The code also requires that researchers receive informed consent from human subjects before conducting research on them -- and Ashley Madison users obviously never gave such consent. For that reason, there's a major risk that an IRB would reject a researcher's request to use the data (unless, of course, the researcher emailed the users to get consent first).

"If I were sitting on an institutional review board at a university and one of our faculty came to us asking to write a study based on this data, I wouldn't be willing to approve that," said research ethics expert Dr. Gerald Koocher, dean of the College of Science and Health at DePaul University. "To me, it would seem like an unreasonable intrusion, because it's based on data stolen from people who had an expectation of privacy."

Some researchers, though, said they thought that because the hack put this data in the public domain, it is now fair game -- so much so that a researcher wishing to conduct a study wouldn't have to get approval from an IRB.

"When you have publicly available data, you don't need informed consent to use it," explained infidelity researcher Dr. Kelly Campbell of California State University, San Bernardino.

Yet the biggest -- and toughest -- question of all concerns the ethics, and even legality, of using data stemming from a hack that was itself obviously a criminal act.

That was the central issue of dispute in two discussions that sprang up this month on online message forums Reddit and ResearchGate. On both sites, researchers asked whether they could use data from the Ashley Madison hack -- and on both sites, a throng of other users slammed the original poster for even raising the issue.

Experts who spoke with The Huffington Post were more circumspect. Many agreed that using the data is, at least, ethically dubious. They noted that analyzing the data effectively endorses the hack, and could encourage future hackers to release similar data. They said that anyone interested in using data from such a compromised source would have to think carefully about whether the insights gained outweigh the ethical cost.

"The idea is that if it's really going to add to scientific understanding, then at least something good is going to come out of something horrific," Hesse-Biber said. "But the question is always what new stuff is actually learned in these cases."

Jennifer Granick, a law professor at the Stanford Center for Internet and Society, said that the legal questions around the hack are still murky, but a few things are clear. Researchers using this data would not, she said, be guilty of any federal crime, because they are not involved in any way in the hack itself. She said a researcher who downloaded the data might theoretically run afoul of their state's statute on possession of stolen property. But, she explained, some of these statutes don't apply to digital data, and prosecutors have been very reluctant to go after individuals for cases like this.

"I think that the risk to people for getting in any kind of criminal trouble is really low," Granick said.

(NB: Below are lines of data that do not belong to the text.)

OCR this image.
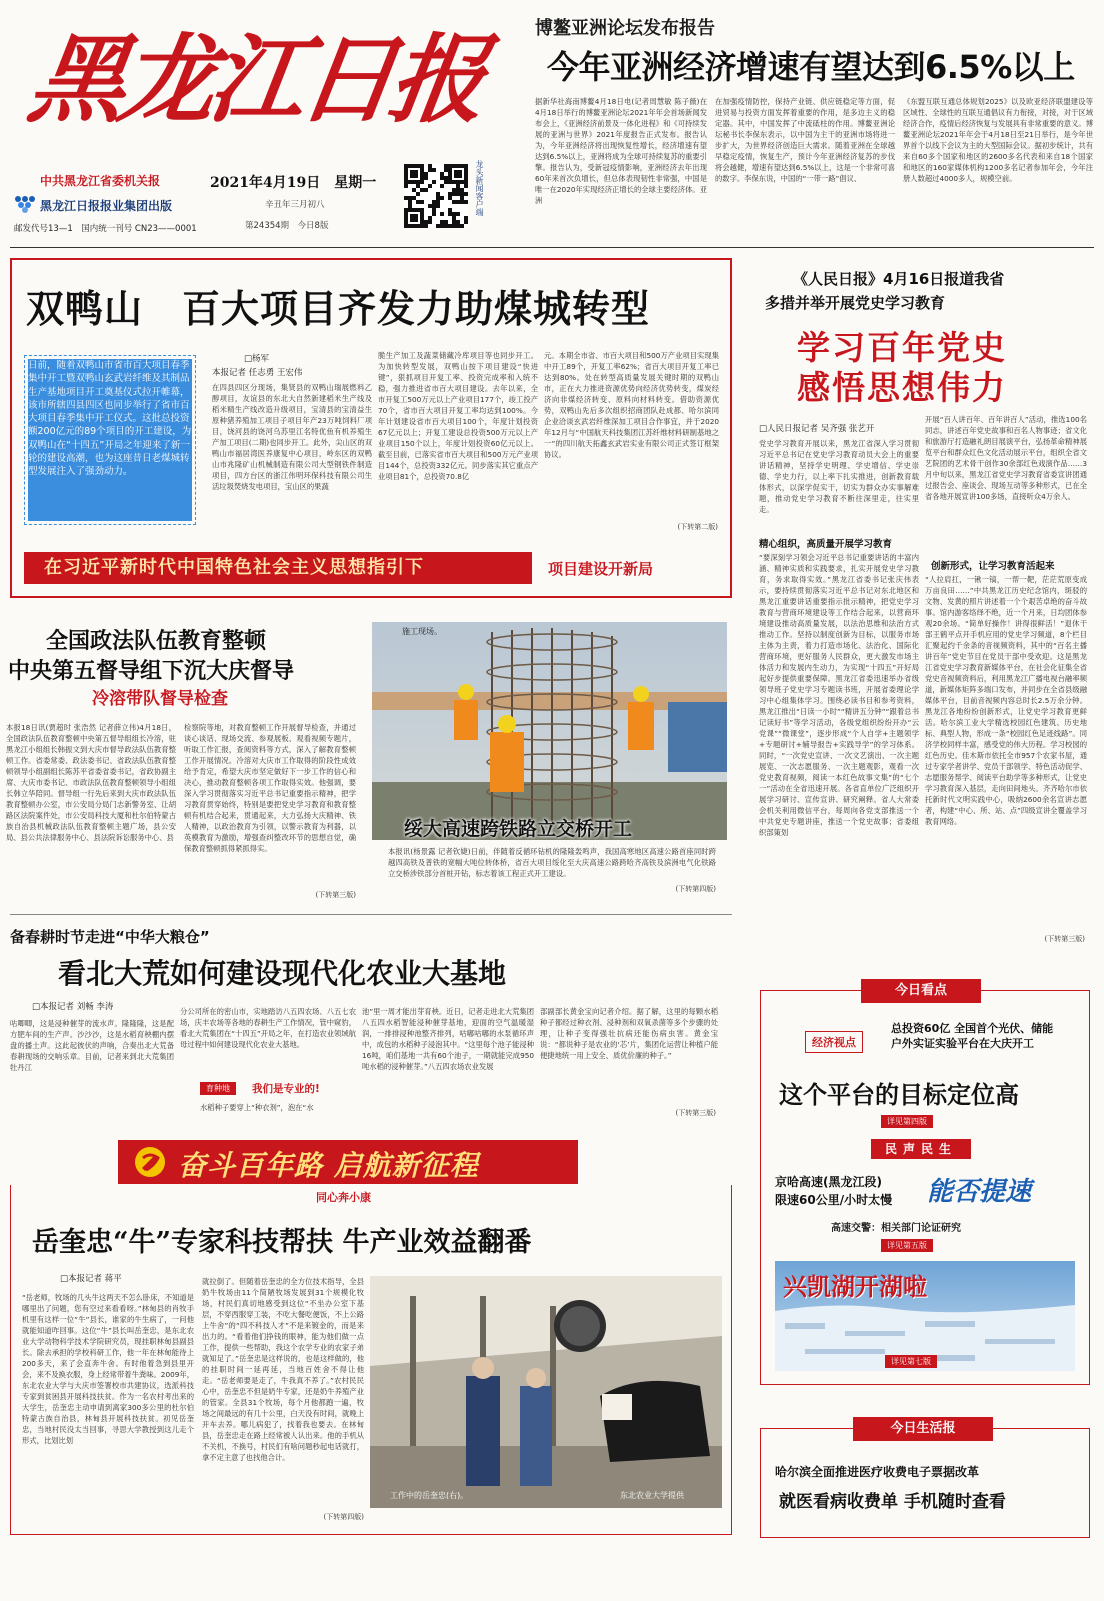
黑龙江日报
中共黑龙江省委机关报
黑龙江日报报业集团出版
邮发代号13—1　国内统一刊号 CN23——0001
2021年4月19日　星期一
辛丑年三月初八
第24354期　今日8版
龙头新闻客户端
博鳌亚洲论坛发布报告
今年亚洲经济增速有望达到6.5%以上
据新华社海南博鳌4月18日电(记者周慧敏 陈子薇)在4月18日举行的博鳌亚洲论坛2021年年会首场新闻发布会上，《亚洲经济前景及一体化进程》和《可持续发展的亚洲与世界》2021年度报告正式发布。报告认为，今年亚洲经济将出现恢复性增长，经济增速有望达到6.5%以上，亚洲将成为全球可持续复苏的重要引擎。报告认为，受新冠疫情影响，亚洲经济去年出现60年来首次负增长，但总体表现韧性非常强，中国是唯一在2020年实现经济正增长的全球主要经济体。亚洲
在加强疫情防控，保持产业链、供应链稳定等方面，促进贸易与投资方面发挥着重要的作用，是多边主义的稳定器。其中，中国发挥了中流砥柱的作用。博鳌亚洲论坛秘书长李保东表示，以中国为主干的亚洲市场将进一步扩大，为世界经济创造巨大需求。随着亚洲在全球越早稳定疫情，恢复生产，预计今年亚洲经济复苏的步伐将会越健，增速有望达到6.5%以上，这是一个非常可喜的数字。李保东说，中国的“一带一路”倡议、
《东盟互联互通总体规划2025》以及欧亚经济联盟建设等区域性、全球性的互联互通倡议有力衔接，对接，对于区域经济合作，疫情后经济恢复与发展具有非常重要的意义。博鳌亚洲论坛2021年年会于4月18日至21日举行，是今年世界首个以线下会议为主的大型国际会议。据初步统计，共有来自60多个国家和地区的2600多名代表和来自18个国家和地区的160家媒体机构1200多名记者参加年会，今年注册人数超过4000多人，规模空前。
双鸭山　百大项目齐发力助煤城转型
日前，随着双鸭山市省市百大项目春季集中开工暨双鸭山玄武岩纤维及其制品生产基地项目开工奠基仪式拉开帷幕，该市所辖四县四区也同步举行了省市百大项目春季集中开工仪式。这批总投资额200亿元的89个项目的开工建设，为双鸭山在“十四五”开局之年迎来了新一轮的建设高潮，也为这座昔日老煤城转型发展注入了强劲动力。
□杨军
本报记者 任志勇 王宏伟
在四县四区分现场，集贤县的双鸭山瑞展燃料乙醇项目，友谊县的东北大自然新建稻米生产线及稻米精生产线改造升级项目，宝清县的宝清益生原种猪养殖加工项目子项目年产23万吨饲料厂项目，饶河县的饶河乌苏里江名特优鱼有机养殖生产加工项目(二期)也同步开工。此外，尖山区的双鸭山市福居湾医养康复中心项目，岭东区的双鸭山市兆隆矿山机械制造有限公司大型钢铁件制造项目，四方台区的浙江伟明环保科技有限公司生活垃圾焚烧发电项目，宝山区的果蔬
脆生产加工及蔬菜储藏冷库项目等也同步开工。为加快转型发展，双鸭山按下项目建设“快进键”，狠抓项目开复工率、投资完成率和入统不稳，强力推进省市百大项目建设。去年以来，全市开复工500万元以上产业项目177个，竣工投产70个，省市百大项目开复工率均达到100%。今年计划建设省市百大项目100个，年度计划投资67亿元以上；开复工建设总投资500万元以上产业项目150个以上，年度计划投资60亿元以上。截至目前，已落实省市百大项目和500万元产业项目144个，总投资332亿元。同步落实其它重点产业项目81个，总投资70.8亿
元。本期全市省、市百大项目和500万产业项目实现集中开工89个，开复工率62%；省百大项目开复工率已达到80%。处在转型高质量发展关键时期的双鸭山市，正在大力推进资源优势向经济优势转变，煤炭经济向非煤经济转变、原料向材料转变。借助资源优势，双鸭山先后多次组织招商团队赴成都、哈尔滨同企业洽谈玄武岩纤维深加工项目合作事宜，并于2020年12月与“中国航天科技集团江苏纤维材料研制基地之一”的四川航天拓鑫玄武岩实业有限公司正式签订框架协议。
(下转第二版)
在习近平新时代中国特色社会主义思想指引下	项目建设开新局
全国政法队伍教育整顿
中央第五督导组下沉大庆督导
冷溶带队督导检查
本报18日讯(贾超时 张浩然 记者薛立伟)4月18日，全国政法队伍教育整顿中央第五督导组组长冷溶，驻黑龙江小组组长韩振文到大庆市督导政法队伍教育整顿工作。省委常委、政法委书记、省政法队伍教育整顿领导小组副组长陈苏平省委省委书记，省政协副主席、大庆市委书记、市政法队伍教育整顿领导小组组长韩立华陪同。督导组一行先后来到大庆市政法队伍教育整顿办公室，市公安局分局门志新警务室、让胡路区法院案件处，市公安局科技大厦和杜尔伯特蒙古族自治县机械政法队伍教育整顿主题广场，县公安局、县公共法律服务中心、县法院诉讼服务中心、县
检察院等地，对教育整顿工作开展督导检查，并通过谈心谈话、现场交流、参观展板、观看视频专题片，听取工作汇报，查阅资料等方式，深入了解教育整顿工作开展情况。冷溶对大庆市工作取得的阶段性成效给予肯定，希望大庆市坚定做好下一步工作的信心和决心，推动教育整顿各项工作取得实效。他强调，要深入学习贯彻落实习近平总书记重要指示精神，把学习教育贯穿始终，特别是要把党史学习教育和教育整顿有机结合起来，贯通起来，大力弘扬大庆精神、铁人精神，以政治教育为引领，以警示教育为利器，以英模教育为激励，增强查纠整改环节的思想自觉，确保教育整顿抓得紧抓得实。
(下转第三版)
施工现场。
绥大高速跨铁路立交桥开工
本报讯(杨景露 记者钦婕)日前，伴随着反循环钻机的隆隆轰鸣声，我国高寒地区高速公路首座同时跨越四高铁及普铁的宽幅大吨位转体桥，省百大项目绥化至大庆高速公路跨哈齐高铁及滨洲电气化铁路立交桥涉铁部分首桩开钻，标志着该工程正式开工建设。
(下转第四版)
备春耕时节走进“中华大粮仓”
看北大荒如何建设现代化农业大基地
□本报记者 刘畅 李涛
咕唧唧，这是浸种催芽的流水声。隆隆隆，这是配方肥车间的生产声。沙沙沙，这是水稻育秧棚内摆盘的播土声。这此起彼伏的声响，合奏出北大荒备春耕现场的交响乐章。目前，记者来到北大荒集团牡丹江
分公司所在的密山市，实地踏访八五四农场、八五七农场，庆丰农场等各地的春耕生产工作情况，管中窥豹，看北大荒集团在“十四五”开局之年，在打造农业领域航母过程中如何建设现代化农业大基地。
育种地	我们是专业的!
水稻种子要穿上“种衣剂”，泡在“水
池”里一周才能出芽育秧。近日，记者走进北大荒集团八五四水稻智能浸种催芽基地，迎面的空气温暖湿润，一排排浸种池整齐排列，咕嘟咕嘟的水泵循环声中，成包的水稻种子浸泡其中。“这里每个池子能浸种16吨，咱们基地一共有60个池子，一期就能完成950吨水稻的浸种催芽。”八五四农场农业发展
部副部长黄金宝向记者介绍。据了解，这里的每颗水稻种子都经过种衣剂、浸种剂和双氧杀菌等多个步骤的处理，让种子变得强壮抗病还能伤病虫害。黄金宝说：“都说种子是农业的‘芯’片，集团化运营让种植户能便捷地统一用上安全、质优价廉的种子。”
(下转第三版)
《人民日报》4月16日报道我省
多措并举开展党史学习教育
学习百年党史
感悟思想伟力
□人民日报记者 吴齐强 张艺开
党史学习教育开展以来，黑龙江省深入学习贯彻习近平总书记在党史学习教育动员大会上的重要讲话精神，坚持学史明理、学史增信、学史崇德、学史力行，以上率下扎实推进，创新教育载体形式，以深学促实干，切实为群众办实事解难题，推动党史学习教育不断往深里走，往实里走。
精心组织，高质量开展学习教育
“要深刻学习领会习近平总书记重要讲话的丰富内涵、精神实质和实践要求，扎实开展党史学习教育，务求取得实效。”黑龙江省委书记张庆伟表示，要持续贯彻落实习近平总书记对东北地区和黑龙江重要讲话重要指示批示精神，把党史学习教育与营商环境建设等工作结合起来，以营商环境建设推动高质量发展，以法治思维和法治方式推动工作。坚持以制度创新为目标，以服务市场主体为主责，着力打造市场化、法治化、国际化营商环境，更好服务人民群众，更大激发市场主体活力和发展内生动力，为实现“十四五”开好局起好步提供重要保障。黑龙江省委迅速举办省级领导班子党史学习专题读书班，开展省委理论学习中心组集体学习。围绕必读书目和参考资料，黑龙江推出“日读一小时”“精讲五分钟”“跟着总书记读好书”等学习活动，各级党组织纷纷开办“云党课”“微课堂”，逐步形成“个人自学+主题领学+专题研讨+辅导报告+实践导学”的学习体系。同时，“一次党史宣讲、一次文艺演出、一次主题展览、一次志愿服务、一次主题观影，观看一次党史教育视频，阅读一本红色故事文集”的“七个一”活动在全省迅速开展。各省直单位广泛组织开展学习研讨、宣传宣讲、研究阐释。省人大常委会机关利用微信平台，每周向各党支部推送一个中共党史专题讲座，推送一个党史故事；省委组织部策划
开展“百人讲百年、百年讲百人”活动，推选100名同志，讲述百年党史故事和百名人物事迹；省文化和旅游厅打造融礼朗目展演平台，弘扬革命精神展览平台和群众红色文化活动展示平台，组织全省文艺院团的艺术骨干创作30余部红色戏演作品……3月中旬以来，黑龙江省党史学习教育省委宣讲团通过报告会、座谈会、现场互动等多种形式，已在全省各地开展宣讲100多场，直接听众4万余人。
创新形式，让学习教育活起来
“人拉肩扛，一锹一镐，一帮一靶，茫茫荒原变成万亩良田……”中共黑龙江历史纪念馆内，斑驳的文物、发黄的照片讲述着一个个艰苦卓绝的奋斗故事。馆内游客络绎不绝，近一个月来，日均团体参观20余场。“简单好操作！讲得很鲜活！”退休干部王鹤平点开手机应用的党史学习频道，8个栏目汇聚起约千余条的音视频资料，其中的“百名主播讲百年”党史节目在党员干部中受欢迎。这是黑龙江省党史学习教育新媒体平台，在社会化征集全省党史音视频资料后，利用黑龙江广播电视台融率频道，新媒体矩阵多端口发布，并同步在全省县级融媒体平台，目前音视频内容总时长2.5万余分钟。黑龙江各地纷纷创新形式，让党史学习教育更鲜活。哈尔滨工业大学精选校园红色建筑、历史地标、典型人物，形成一条“校园红色足迹线路”。同济学校同样丰富，感受党的伟大历程。学习校园的红色历史。佳木斯市依托全市957个农家书屋，通过专家学者讲学、党员干部领学、特色活动促学、志愿服务帮学、阅读平台助学等多种形式，让党史学习教育深入基层，走向田间地头。齐齐哈尔市依托新时代文明实践中心，吸纳2600余名宣讲志愿者，构建“中心、所、站、点”四级宣讲全覆盖学习教育网络。
(下转第三版)
今日看点
经济视点
总投资60亿 全国首个光伏、储能户外实证实验平台在大庆开工
这个平台的目标定位高
详见第四版
民声民生
京哈高速(黑龙江段)
限速60公里/小时太慢 能否提速
高速交警：相关部门论证研究
详见第五版
兴凯湖开湖啦
详见第七版
今日生活报
哈尔滨全面推进医疗收费电子票据改革
就医看病收费单 手机随时查看
奋斗百年路 启航新征程
同心奔小康
岳奎忠“牛”专家科技帮扶 牛产业效益翻番
□本报记者 蒋平
“岳老师，牧场的几头牛这两天不怎么卧床，不知道是哪里出了问题，您有空过来看看呀。”林甸县的肖牧手机里有这样一位“牛”县长，谁家的牛生病了，一问他就能知道咋回事。这位“牛”县长叫岳奎忠，是东北农业大学动物科学技术学院研究员，现挂职林甸县副县长。除去承担的学校科研工作，他一年在林甸能待上200多天，来了会直奔牛舍。有时他着急到县里开会，来不及换衣服，身上经常带着牛粪味。2009年，东北农业大学与大庆市签署校市共建协议，选派科技专家到贫困县开展科技扶贫。作为一名农村考出来的大学生，岳奎忠主动申请到离家300多公里的杜尔伯特蒙古族自治县，林甸县开展科技扶贫。初见岳奎忠，当地村民没太当回事，寻思大学教授到这儿走个形式，比划比划
就拉倒了。但随着岳奎忠的全方位技术指导，全县奶牛牧场由11个简陋牧场发展到31个规模化牧场，村民们真切地感受到这位“不坐办公室下基层，不穿西服穿工装，不吃大餐吃便饭，不上公路上牛舍”的“四不科技人才”不是来镀金的，而是来出力的。“看着他们挣钱的眼神，能为他们做一点工作，提供一些帮助，我这个农学专业的农家子弟就知足了。”岳奎忠是这样说的，也是这样做的，他的挂职时间一延再延，当地百姓舍不得让他走。“岳老师要是走了，牛我真不养了。”农村民民心中，岳奎忠不但是奶牛专家，还是奶牛养殖产业的管家。全县31个牧场，每个月他都跑一遍，牧场之间最远的有几十公里，白天没有时间，就晚上开车去养。哪儿病犯了，找着我也要去。在林甸县，岳奎忠走在路上经常被人认出来。他的手机从不关机，不换号，村民们有啥问题秒起电话就打，拿不定主意了也找他合计。
(下转第四版)
工作中的岳奎忠(右)。	东北农业大学提供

Granick admitted that researchers might be open to lawsuits from individuals whose data was hacked, or even from Ashley Madison, but said that such lawsuits would be unlikely to prevail.

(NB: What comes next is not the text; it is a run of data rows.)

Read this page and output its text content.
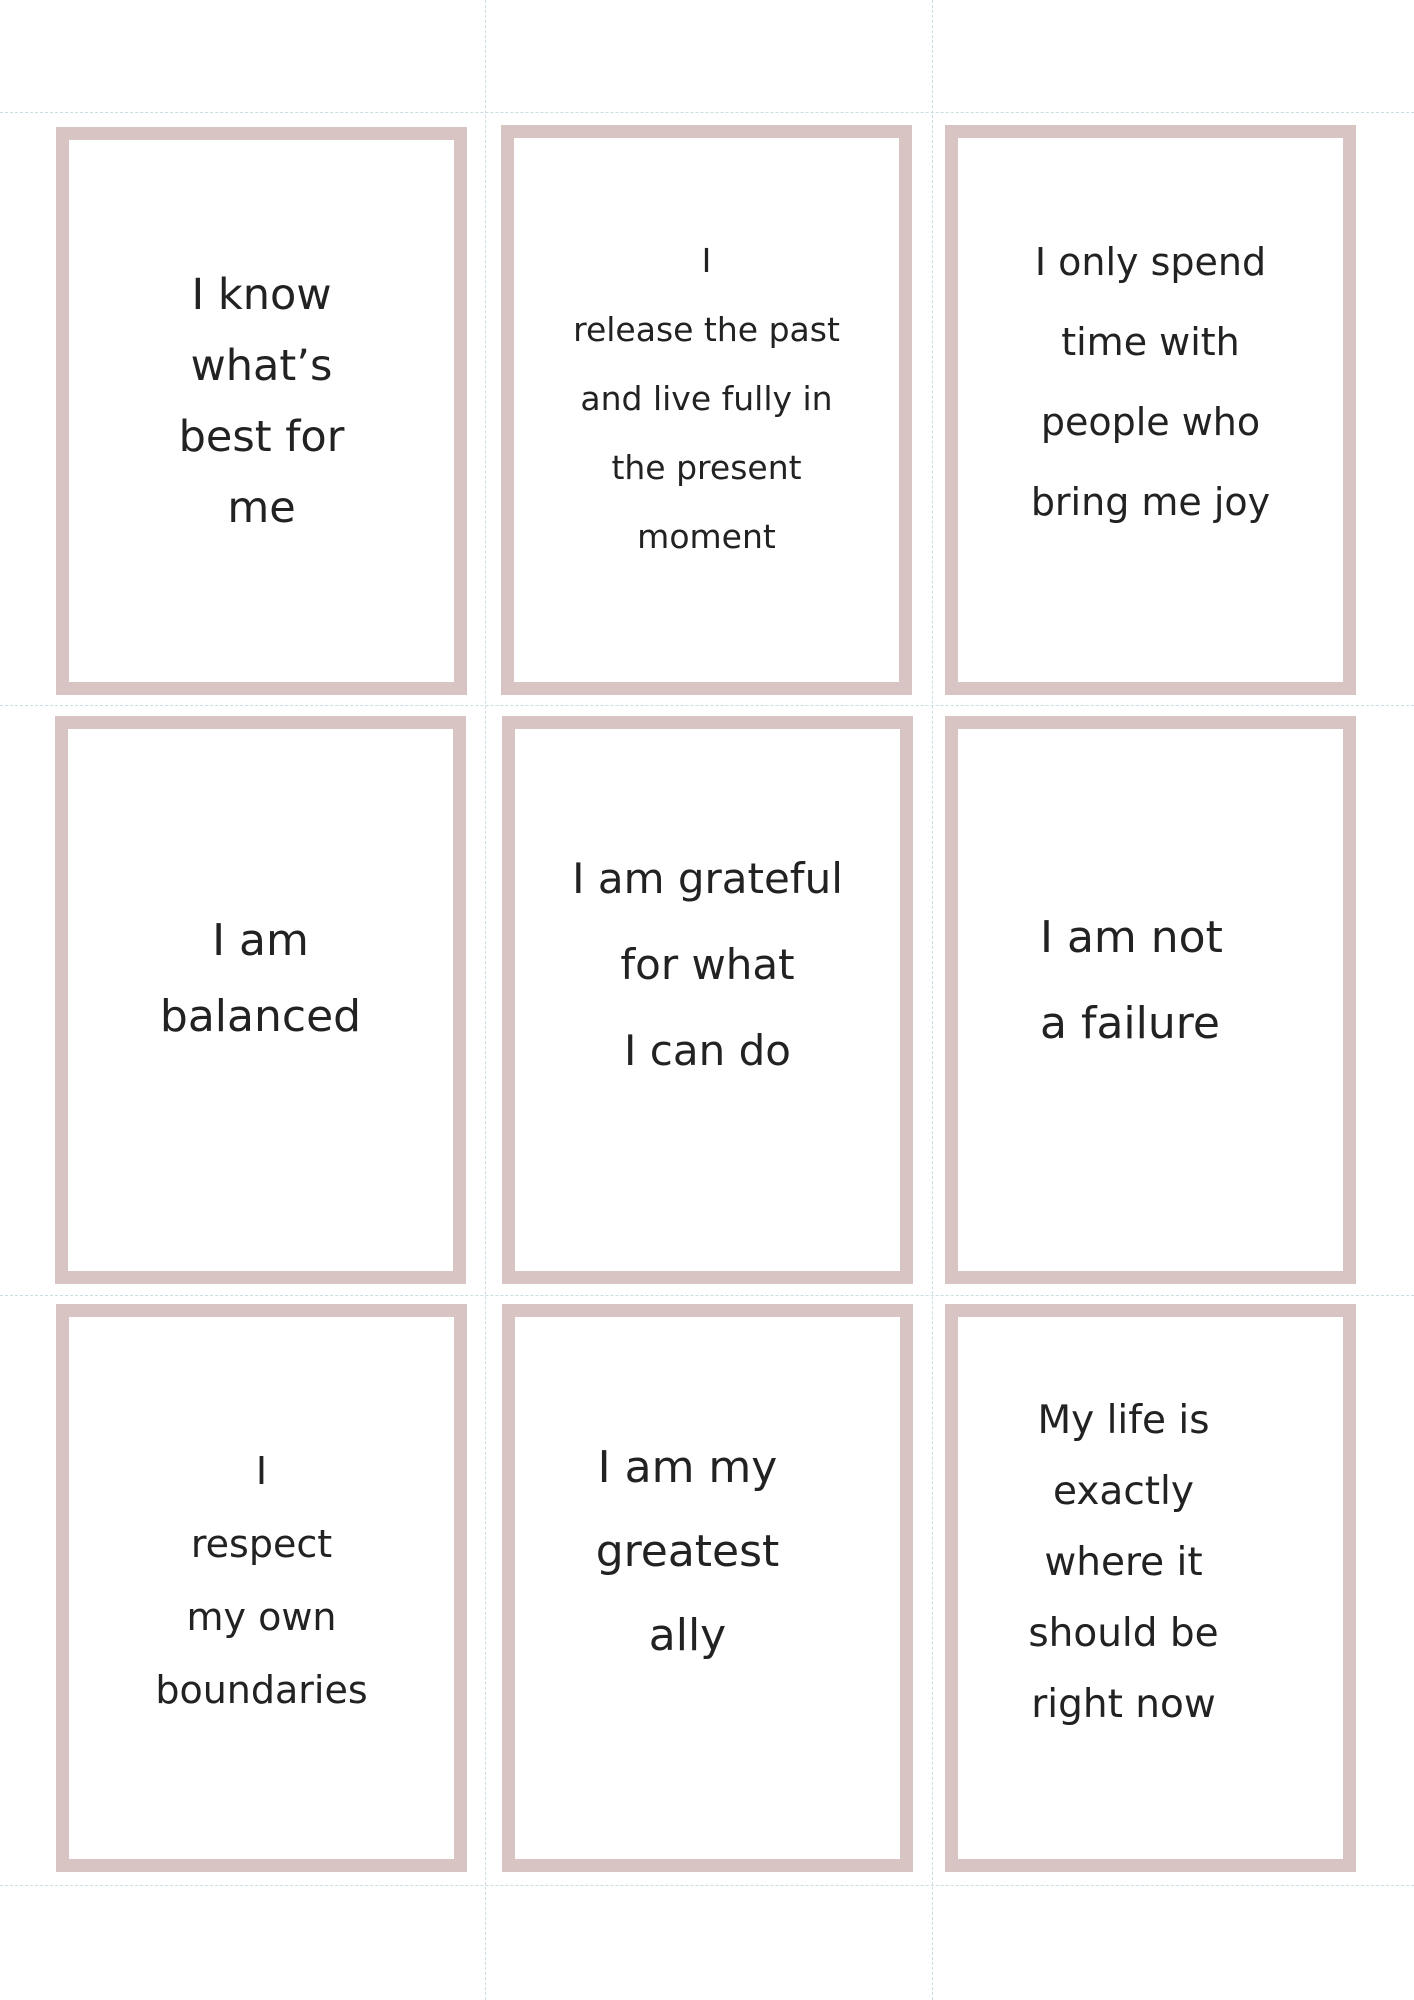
I know
what’s
best for
me
I
release the past
and live fully in
the present
moment
I only spend
time with
people who
bring me joy
I am
balanced
I am grateful
for what
I can do
I am not
a failure
I
respect
my own
boundaries
I am my
greatest
ally
My life is
exactly
where it
should be
right now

"I'm not saying they have great cases," she said, "but nobody likes to be sued."

In the end, any one, or even two, of these issues might be surmountable -- but all together, they may just present too risky a data set for use. But that doesn't mean they'll have no impact on infidelity research as a whole. Indeed, the Ashley Madison hack could well spark broader interest in the topic and study.

"The stuff that's coming out in the news could serve as the impetus for research and data that are collected in a more sound way, where you don't have all of these ethical and other sorts of concerns," Lehmiller said. "That's probably the more likely influence it's gonna have."